“How often, you wonder, has the direction of your life been shaped by such misunderstandings? How many opportunities have you been denied–or, for that matter, awarded–because someone failed to see you properly? How many friends have you lost, how many have you gained, because they glimpsed some element of your personality that shone through for only an instant, and in circumstances you could never reproduce? An illusion of water shimmering at the far bend of a highway.”
As a fiction writer, especially of the romantic persuasion, it’s often easy for me to get caught up in my own imagination. My writerly brain has been trained to play out scenarios and let them run wild. It’s part of the creative process and the free reign I give these thoughts allows me to write the scenes and stories that cause heart palpitations and fingers to eagerly turn to the next page.
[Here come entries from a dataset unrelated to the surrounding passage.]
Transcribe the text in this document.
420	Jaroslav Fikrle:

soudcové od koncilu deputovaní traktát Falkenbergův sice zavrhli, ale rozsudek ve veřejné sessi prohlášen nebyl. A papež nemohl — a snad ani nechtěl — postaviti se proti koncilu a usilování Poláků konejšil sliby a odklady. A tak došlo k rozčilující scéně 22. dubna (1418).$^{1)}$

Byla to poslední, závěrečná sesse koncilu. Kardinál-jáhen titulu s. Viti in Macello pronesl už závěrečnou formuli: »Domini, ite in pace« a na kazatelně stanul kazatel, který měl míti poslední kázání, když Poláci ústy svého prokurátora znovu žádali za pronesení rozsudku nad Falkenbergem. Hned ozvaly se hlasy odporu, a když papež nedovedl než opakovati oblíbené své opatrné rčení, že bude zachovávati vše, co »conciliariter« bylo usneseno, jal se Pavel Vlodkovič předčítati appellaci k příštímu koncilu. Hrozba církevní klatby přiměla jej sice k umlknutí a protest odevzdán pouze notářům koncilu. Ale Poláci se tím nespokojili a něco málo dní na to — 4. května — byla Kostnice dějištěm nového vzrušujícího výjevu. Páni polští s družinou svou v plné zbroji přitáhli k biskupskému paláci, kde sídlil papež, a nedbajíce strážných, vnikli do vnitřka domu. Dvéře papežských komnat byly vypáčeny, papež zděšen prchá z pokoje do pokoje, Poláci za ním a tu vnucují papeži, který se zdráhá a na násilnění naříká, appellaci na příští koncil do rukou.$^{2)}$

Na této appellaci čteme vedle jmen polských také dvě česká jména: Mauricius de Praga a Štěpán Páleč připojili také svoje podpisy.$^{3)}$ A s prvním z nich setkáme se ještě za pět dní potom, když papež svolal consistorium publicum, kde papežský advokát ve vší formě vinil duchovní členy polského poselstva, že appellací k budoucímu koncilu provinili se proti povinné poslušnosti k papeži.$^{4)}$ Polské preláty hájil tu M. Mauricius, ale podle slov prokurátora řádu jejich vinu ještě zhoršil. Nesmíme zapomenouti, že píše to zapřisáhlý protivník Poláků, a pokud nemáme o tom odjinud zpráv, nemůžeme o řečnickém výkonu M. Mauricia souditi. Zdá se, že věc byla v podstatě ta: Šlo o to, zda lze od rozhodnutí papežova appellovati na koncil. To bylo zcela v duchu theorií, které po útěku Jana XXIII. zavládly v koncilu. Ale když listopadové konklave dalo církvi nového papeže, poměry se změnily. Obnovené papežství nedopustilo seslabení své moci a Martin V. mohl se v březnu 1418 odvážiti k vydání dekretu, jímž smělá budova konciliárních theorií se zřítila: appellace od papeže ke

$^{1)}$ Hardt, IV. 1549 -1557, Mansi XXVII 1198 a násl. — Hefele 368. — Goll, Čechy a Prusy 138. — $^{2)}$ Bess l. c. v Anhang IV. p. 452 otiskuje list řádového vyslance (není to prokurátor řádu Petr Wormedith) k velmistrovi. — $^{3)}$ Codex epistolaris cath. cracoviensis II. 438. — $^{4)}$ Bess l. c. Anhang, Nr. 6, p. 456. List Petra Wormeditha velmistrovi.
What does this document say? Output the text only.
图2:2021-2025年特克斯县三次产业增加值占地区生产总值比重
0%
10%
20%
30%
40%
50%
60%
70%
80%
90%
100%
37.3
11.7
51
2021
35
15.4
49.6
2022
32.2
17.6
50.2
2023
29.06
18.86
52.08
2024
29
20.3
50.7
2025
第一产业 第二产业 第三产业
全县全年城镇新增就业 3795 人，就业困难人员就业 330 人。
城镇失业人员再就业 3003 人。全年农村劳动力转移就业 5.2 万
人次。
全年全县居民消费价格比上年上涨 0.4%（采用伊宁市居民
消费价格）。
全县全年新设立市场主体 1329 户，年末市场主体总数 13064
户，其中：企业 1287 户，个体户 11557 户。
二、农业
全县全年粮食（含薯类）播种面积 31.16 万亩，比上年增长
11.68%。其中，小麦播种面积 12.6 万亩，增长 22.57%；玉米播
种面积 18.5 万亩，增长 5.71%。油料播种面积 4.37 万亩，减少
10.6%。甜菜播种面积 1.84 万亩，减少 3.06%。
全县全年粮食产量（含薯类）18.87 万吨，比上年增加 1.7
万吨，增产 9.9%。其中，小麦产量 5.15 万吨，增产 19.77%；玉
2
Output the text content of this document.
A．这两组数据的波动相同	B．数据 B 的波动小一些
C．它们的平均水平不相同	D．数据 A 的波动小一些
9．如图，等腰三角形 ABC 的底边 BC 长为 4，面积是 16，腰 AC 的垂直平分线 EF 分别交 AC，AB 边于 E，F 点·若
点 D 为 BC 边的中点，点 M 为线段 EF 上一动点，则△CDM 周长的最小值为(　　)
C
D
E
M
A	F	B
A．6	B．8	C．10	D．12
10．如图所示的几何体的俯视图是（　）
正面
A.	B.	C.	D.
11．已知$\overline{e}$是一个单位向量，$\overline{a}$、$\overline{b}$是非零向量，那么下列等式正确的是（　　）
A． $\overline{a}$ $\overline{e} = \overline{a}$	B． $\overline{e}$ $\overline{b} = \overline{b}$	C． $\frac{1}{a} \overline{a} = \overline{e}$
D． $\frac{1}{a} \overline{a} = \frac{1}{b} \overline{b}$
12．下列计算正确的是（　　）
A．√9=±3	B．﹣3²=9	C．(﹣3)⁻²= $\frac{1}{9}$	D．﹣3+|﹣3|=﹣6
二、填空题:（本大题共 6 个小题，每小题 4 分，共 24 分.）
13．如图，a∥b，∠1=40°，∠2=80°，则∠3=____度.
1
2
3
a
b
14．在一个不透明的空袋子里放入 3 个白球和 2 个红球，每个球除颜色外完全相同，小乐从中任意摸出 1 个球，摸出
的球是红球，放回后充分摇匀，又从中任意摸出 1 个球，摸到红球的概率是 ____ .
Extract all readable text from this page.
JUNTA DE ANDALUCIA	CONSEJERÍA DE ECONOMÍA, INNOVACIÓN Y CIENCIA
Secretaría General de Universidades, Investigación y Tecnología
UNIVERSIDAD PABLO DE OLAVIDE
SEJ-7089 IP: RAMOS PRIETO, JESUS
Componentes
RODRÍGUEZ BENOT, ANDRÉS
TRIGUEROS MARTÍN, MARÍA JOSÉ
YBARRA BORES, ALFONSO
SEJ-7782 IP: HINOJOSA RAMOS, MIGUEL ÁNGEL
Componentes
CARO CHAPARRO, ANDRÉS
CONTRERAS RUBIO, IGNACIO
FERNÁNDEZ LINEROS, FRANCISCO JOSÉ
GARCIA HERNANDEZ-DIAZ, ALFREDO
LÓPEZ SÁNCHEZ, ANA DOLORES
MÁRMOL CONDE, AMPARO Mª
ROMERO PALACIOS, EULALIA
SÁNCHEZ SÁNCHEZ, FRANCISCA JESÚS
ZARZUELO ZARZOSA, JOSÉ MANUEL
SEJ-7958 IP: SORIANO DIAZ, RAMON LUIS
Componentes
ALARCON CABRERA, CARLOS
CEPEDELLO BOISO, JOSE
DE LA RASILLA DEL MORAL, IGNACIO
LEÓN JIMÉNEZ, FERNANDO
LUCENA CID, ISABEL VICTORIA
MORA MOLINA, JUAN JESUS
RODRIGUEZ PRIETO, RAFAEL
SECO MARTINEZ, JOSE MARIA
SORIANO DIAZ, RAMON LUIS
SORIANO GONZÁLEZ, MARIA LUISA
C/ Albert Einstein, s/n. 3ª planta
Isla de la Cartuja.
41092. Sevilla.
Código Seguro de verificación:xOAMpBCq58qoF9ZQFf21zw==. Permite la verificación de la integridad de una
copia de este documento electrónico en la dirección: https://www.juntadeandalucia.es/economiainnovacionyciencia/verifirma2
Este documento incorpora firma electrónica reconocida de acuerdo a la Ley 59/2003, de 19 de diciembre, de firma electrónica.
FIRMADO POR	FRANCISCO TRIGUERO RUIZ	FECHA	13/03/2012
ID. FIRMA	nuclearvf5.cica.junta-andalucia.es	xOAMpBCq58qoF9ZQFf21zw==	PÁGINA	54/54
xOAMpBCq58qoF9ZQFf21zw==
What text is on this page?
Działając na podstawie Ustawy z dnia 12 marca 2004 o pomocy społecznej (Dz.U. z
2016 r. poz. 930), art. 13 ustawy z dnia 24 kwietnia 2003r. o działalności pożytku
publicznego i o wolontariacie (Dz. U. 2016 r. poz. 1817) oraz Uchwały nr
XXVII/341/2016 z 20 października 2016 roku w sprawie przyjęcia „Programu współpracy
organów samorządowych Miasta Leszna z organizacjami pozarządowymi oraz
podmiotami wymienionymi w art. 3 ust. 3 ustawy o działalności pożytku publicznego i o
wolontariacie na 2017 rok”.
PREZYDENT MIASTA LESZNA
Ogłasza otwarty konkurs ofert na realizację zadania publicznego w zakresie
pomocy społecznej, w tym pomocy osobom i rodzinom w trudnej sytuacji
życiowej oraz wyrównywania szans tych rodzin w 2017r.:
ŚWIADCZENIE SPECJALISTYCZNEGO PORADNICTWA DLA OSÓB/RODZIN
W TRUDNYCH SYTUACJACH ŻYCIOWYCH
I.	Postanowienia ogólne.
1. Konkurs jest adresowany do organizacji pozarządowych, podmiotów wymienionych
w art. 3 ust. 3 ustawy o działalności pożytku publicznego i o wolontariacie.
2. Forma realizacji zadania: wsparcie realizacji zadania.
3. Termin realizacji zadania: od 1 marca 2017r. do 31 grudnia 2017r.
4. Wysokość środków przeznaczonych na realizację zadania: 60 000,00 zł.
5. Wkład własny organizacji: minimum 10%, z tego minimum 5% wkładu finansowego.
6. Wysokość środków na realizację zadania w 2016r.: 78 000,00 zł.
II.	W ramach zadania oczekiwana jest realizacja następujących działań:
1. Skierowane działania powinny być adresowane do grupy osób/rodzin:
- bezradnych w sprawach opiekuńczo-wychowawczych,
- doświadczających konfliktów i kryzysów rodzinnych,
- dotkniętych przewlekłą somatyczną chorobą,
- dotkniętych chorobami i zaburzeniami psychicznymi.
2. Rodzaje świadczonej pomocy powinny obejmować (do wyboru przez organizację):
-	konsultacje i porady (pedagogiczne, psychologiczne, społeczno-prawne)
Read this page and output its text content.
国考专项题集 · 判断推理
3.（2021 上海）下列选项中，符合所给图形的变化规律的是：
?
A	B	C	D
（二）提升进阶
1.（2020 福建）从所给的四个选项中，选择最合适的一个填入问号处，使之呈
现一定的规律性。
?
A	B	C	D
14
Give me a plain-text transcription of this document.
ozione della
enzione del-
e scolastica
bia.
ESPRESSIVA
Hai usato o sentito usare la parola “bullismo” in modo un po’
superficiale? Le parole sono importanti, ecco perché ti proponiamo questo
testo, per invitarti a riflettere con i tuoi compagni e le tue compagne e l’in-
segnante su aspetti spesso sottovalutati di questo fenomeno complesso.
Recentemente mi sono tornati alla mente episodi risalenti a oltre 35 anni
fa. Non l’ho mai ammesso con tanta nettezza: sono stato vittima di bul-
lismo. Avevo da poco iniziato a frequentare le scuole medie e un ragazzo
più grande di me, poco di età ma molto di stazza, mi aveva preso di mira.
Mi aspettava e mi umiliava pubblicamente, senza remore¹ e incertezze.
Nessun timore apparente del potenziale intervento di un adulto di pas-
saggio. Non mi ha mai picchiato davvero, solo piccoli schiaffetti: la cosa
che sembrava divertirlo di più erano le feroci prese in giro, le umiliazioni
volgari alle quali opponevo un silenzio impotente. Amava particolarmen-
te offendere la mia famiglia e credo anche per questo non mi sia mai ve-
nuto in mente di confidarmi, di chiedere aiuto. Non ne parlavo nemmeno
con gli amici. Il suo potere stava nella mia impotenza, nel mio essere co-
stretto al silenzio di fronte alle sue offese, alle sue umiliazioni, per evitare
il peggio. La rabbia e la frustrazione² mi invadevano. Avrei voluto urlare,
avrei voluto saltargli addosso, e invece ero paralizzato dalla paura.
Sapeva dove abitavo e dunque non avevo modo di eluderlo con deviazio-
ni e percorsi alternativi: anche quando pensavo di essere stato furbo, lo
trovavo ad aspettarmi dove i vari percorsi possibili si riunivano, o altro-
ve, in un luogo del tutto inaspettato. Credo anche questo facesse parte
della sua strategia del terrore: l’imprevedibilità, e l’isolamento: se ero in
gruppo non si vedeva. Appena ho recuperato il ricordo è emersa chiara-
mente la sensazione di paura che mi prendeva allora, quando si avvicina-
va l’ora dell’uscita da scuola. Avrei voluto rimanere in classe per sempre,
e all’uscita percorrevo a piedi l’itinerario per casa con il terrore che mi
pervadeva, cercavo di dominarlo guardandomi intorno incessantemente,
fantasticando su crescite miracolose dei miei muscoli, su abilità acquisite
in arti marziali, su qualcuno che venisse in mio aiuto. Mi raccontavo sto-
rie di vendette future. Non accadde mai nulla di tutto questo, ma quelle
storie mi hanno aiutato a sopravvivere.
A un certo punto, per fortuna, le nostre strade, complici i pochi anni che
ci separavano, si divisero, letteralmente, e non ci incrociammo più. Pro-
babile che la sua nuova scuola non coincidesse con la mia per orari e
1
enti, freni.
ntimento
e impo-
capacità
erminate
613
But sometimes, the delicate barrier between the two halves of my brain is a bit too porous. Sometimes the barrier is permeated. Sometimes, the imagination bleeds over. And it begins to skew my reality. What is actually before me can be muddled with the over-active nature of my creative process. Instead of observing at a safe distance, I scoot in closer and start to ask…”and then what if…”
It’s taken me to some interesting and inspiring side roads, but it has also led me this to some pretty dark and hurtful places. Places like paranoia, obsession, depression, and a loosening of the bonds of my reality. It can cause a false sense of what is real and, from that place, I have made poorly founded decisions.
I have been in situations where I lived in an heightened-aware but still fuzzier, reality. Lines get blurred and harmless words and actions became life altering. Sideways glances were sure signs of betrayal. Meaningless banter, the grounds for turning my back on people I loved. I’ve spent a lot of time hurting, in tears, wondering why the path I saw ahead felt so wrong to what my brain was telling me. I was at sea. Lost and drifting with no anchor to keep me grounded.
What’s the cure? What’s the fix? What can any of us do when our brains run away from us and our behaviors follow suit?
Sometimes the consequences of those misguided actions we take, in our obsessive/paranoia state, are severe enough to shake us back into reality. That may be the only way, when we are in too deep, to regain proper perspective.
But it is also the most damaging.
Occasionally it takes someone who can see your reality outside of yourself. Who cares enough about you to point out the cloud surrounding you and who can start asking the right questions. Like snapping spiritual fingers in front of your eyes, breaking through the rosy hue of illusion.
Don’t make the mistake of thinking it’s easy. It’s often a long fall and a hard landing when you come down from your illusion. It’s painful. Reality isn’t usually a fun place to live in. But walking around, shrouded in falsehood, does nothing to better our humanity and the way we interact truthfully with one another.
Take a good look at your life. Be aware of the way you react to situations, be introspective with the perspective you use and step outside yourself to see what’s really going on. Because the further you go down the rabbit hole of the world you want to live in, the worse the consequence, the higher the risk, and the deeper the damage in the world you actually live in.
Sometimes I have to remind myself to keep my mouth shut and calm the creative-brain response, until I’m sure my words and actions are justified and are coming from a place that is true. It requires that I remove myself from being the central character in a story and take a moment to look at the setting, the other characters, their perspectives, the actual thread of what is going on.
Being a good human is hard. But if we truly love, when all illusions have been stripped away, then we owe it to our fellow humans to try to live the most honest, real life we can.
“Meanwhile, the trees were just as green as before; the birds sang and the sun shone as clearly now as ever. The familiar surroundings had not darkened because of her grief, nor sickened because of her pain.
She might have seen that what had bowed her head so profoundly -the thought of the world’s concern at her situation- was found on an illusion. She was not an existence, an experience, a passion, a structure of sensations, to anybody but herself.”